I’ve been making my own liquid laundry detergent for a few years now and love it. Recently I began making powdered detergent in my food processor and I like that, too: now I use liquid for cold water loads and powder for warm/hot water loads. My current homemade powdered detergent is lavender-scented. It makes me smile every time I use it. And now that it’s warm enough to hang out the wash, my laundry joy is complete. Take that, Procter & Gamble!

6 thoughts on “Why Steal Tide?

  1. Keane, I grated a bar of Yardley lavender soap into my latest batch of powdered detergent, and added a few drops of lavender essential oil before blending the soap with the other ingredients.

    Tina, I used to do that too, but they often contain ingredients that cause skin irritation (one of my teens has chemical sensitivities) so I had to give them up. Plus the homemade version is literally pennies per use, so its even cheaper than the cheap stuff! 🙂

  2. I’ve been making ours for just over a year now and I can not believe how much cheaper it is! If I can find the Ivory on sale with a coupon, I can make mine for under a dollar a gallon (well, actually I reused a huge laundry detergent bottle and add more water than I’m “supposed to” and it works just as well).

    Our youngest had really rough dry skin that the ped. just said to slather her in thick lotion for. Frankly, the brand he suggested had so many chemicals it didn’t really help so I cut fabric softener totally and started making our own detergent and her skin issues cleared right up, and so did some of her respiratory allergies.

    And I didn’t know you could use Yardley soap. I’ll have to remember that. I know people who buy the scented castille soap, but I don’t put out the money for that. I’ll have to watch as coupons for Yardley come along and try that!

  3. Yes, making homemade laundry detergent has saved us a nice bundle of money over the course of the past 2.5 years that I’ve been making it!
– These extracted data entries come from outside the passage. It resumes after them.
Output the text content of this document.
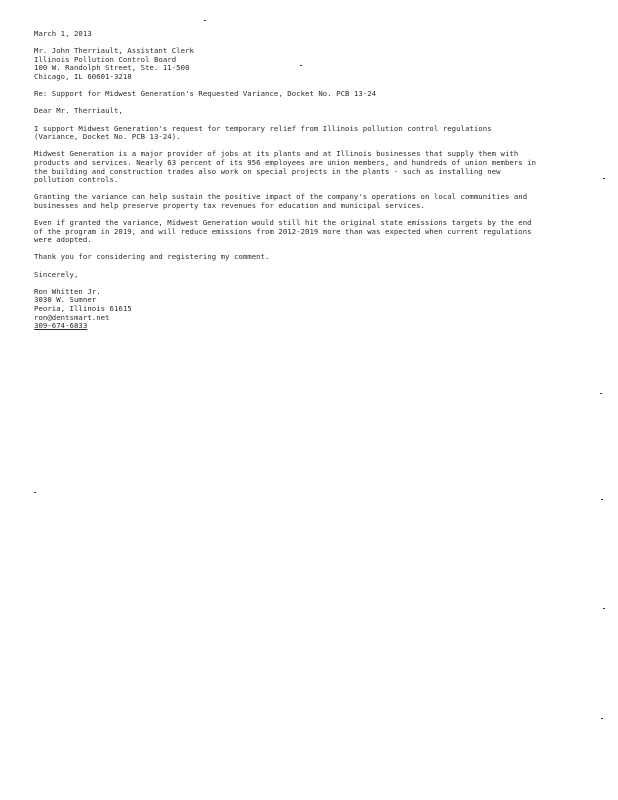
March 1, 2013
Mr. John Therriault, Assistant Clerk
Illinois Pollution Control Board
100 W. Randolph Street, Ste. 11-500
Chicago, IL 60601-3218
Re: Support for Midwest Generation's Requested Variance, Docket No. PCB 13-24
Dear Mr. Therriault,
I support Midwest Generation's request for temporary relief from Illinois pollution control regulations
(Variance, Docket No. PCB 13-24).
Midwest Generation is a major provider of jobs at its plants and at Illinois businesses that supply them with
products and services. Nearly 63 percent of its 956 employees are union members, and hundreds of union members in
the building and construction trades also work on special projects in the plants - such as installing new
pollution controls.
Granting the variance can help sustain the positive impact of the company's operations on local communities and
businesses and help preserve property tax revenues for education and municipal services.
Even if granted the variance, Midwest Generation would still hit the original state emissions targets by the end
of the program in 2019, and will reduce emissions from 2012-2019 more than was expected when current regulations
were adopted.
Thank you for considering and registering my comment.
Sincerely,
Ron Whitten Jr.
3030 W. Sumner
Peoria, Illinois 61615
ron@dentsmart.net
309-674-6833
Nice blog post! 🙂

  4. Crissyanna, I’m glad your daughter is doing better. I switched from fabric softener to diluted vinegar a few years ago and haven’t missed it. As for Yardley, it’s not the purest soap in the world but I can get it on sale cheap and it doesn’t seem to bother anyone’s skin here. I do have a bar of pricier castile from Trader Joe’s waiting for the next time I make detergent. I want to see if it works any better (or not).

    Thanks, Shannon. Wish I’d known about homemade laundry detergent 30 years ago (before our four kids were born). Just think of the money we would have saved!